Quelles évolutions vous paraissent essentielles et risquent à terme d’impacter fortement votre activité en tant que Directeur Sécurité ?

Le principal défi, c’est la vitesse. Il faut constamment faire preuve d’agilité et être à l’écoute des besoins des clients, de tous les consommateurs y compris ceux qui ne viennent pas chez nous, pour mieux comprendre ce qu’ils peuvent attendre d’un hypermarché. La clientèle d’aujourd’hui a besoin de nouveautés en permanence parce qu’elle est mieux informée et dispose d’un choix croissant. Il faut donc se renouveler, se réinventer, en proposant des concepts toujours plus innovants et ludiques. Tout ceci impacte fortement les sujets de sécurité. La difficulté consiste à embarquer le plus vite possible ces nouvelles visions d’un magasin plus ouvert vers l’extérieur, avec des accès démultipliés et une consommation plus libérée vécue comme un plaisir.

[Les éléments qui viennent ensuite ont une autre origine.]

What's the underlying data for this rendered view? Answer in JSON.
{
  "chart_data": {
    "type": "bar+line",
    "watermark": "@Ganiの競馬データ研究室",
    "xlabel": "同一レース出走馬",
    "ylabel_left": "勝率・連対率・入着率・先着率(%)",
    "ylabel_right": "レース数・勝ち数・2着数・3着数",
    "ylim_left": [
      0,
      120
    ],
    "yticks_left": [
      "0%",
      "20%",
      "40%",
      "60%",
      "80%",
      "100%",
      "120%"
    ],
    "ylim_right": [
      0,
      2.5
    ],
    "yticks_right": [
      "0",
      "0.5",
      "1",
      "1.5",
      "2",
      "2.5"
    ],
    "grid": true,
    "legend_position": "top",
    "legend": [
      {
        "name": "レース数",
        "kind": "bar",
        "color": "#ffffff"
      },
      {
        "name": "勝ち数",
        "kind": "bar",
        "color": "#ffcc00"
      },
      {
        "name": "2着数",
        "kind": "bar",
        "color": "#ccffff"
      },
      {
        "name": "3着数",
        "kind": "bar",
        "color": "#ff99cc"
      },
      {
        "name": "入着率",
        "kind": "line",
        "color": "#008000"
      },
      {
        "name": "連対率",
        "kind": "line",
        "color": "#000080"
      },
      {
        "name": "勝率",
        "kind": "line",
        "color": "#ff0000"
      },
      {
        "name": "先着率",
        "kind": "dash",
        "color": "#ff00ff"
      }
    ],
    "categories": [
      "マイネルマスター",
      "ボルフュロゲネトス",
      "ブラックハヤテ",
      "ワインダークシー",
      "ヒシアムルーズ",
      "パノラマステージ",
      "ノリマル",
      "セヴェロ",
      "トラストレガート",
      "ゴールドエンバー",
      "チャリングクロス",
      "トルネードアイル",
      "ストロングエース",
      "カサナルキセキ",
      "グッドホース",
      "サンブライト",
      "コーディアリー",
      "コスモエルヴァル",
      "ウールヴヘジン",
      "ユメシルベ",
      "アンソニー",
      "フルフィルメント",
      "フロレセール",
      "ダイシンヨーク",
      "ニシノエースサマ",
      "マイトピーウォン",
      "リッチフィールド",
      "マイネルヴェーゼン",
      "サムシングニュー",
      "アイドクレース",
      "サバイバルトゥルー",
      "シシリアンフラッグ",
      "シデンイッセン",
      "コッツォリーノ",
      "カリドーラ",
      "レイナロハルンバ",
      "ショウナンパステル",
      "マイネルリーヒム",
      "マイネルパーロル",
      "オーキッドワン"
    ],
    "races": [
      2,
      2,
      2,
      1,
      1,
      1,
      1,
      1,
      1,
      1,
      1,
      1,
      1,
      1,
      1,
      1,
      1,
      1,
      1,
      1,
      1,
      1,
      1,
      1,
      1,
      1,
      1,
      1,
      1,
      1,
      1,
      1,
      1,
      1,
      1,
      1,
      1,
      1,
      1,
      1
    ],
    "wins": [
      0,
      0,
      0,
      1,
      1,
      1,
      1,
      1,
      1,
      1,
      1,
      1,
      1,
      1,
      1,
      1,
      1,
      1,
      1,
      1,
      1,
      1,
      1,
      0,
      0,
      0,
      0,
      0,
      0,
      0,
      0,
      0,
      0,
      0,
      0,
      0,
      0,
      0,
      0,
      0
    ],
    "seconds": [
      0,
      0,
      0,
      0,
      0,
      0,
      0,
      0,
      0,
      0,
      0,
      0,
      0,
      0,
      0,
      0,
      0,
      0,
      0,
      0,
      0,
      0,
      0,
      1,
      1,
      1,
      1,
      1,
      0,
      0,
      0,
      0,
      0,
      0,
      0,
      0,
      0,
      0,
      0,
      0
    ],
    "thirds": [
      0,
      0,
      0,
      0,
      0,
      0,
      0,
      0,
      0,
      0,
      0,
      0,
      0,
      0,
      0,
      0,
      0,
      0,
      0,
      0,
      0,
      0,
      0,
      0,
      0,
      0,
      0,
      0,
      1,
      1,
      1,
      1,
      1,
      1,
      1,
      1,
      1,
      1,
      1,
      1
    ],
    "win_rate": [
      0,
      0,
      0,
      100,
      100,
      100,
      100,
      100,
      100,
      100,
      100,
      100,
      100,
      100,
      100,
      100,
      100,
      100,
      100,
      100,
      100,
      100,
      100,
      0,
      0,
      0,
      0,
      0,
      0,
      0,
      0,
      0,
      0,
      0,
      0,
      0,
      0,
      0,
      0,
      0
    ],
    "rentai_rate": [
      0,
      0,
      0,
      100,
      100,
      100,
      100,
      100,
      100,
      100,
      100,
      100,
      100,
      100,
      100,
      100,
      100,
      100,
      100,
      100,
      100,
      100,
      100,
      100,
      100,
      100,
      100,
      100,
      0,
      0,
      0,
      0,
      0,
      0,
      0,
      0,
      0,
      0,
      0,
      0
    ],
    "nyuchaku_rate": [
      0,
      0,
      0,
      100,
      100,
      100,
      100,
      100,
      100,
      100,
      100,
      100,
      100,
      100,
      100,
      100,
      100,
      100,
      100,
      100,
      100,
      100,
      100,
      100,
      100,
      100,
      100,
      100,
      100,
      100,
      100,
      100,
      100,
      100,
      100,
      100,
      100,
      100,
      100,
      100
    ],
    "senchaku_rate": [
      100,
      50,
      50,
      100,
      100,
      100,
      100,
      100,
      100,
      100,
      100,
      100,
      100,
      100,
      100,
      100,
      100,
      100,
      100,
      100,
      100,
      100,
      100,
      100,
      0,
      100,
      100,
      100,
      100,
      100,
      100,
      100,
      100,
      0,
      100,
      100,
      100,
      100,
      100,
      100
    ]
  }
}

En matière de sécurité, le magasin idéal, c’est celui dans lequel un client se sent bien et navigue d’un rayon à l’autre, sans barrière physique. Bien évidemment, c’est compliqué pour quelqu’un qui travaille dans la sécurité d’imaginer demain, un point de vente totalement ouvert et libre d’accès sans sécurité matérielle visible. Mais dans cette approche « out of the box », il faut être prêt à faire face à l’inconnu et repenser le magasin différemment, afin d’offrir plus de plaisir et de liberté à nos clients.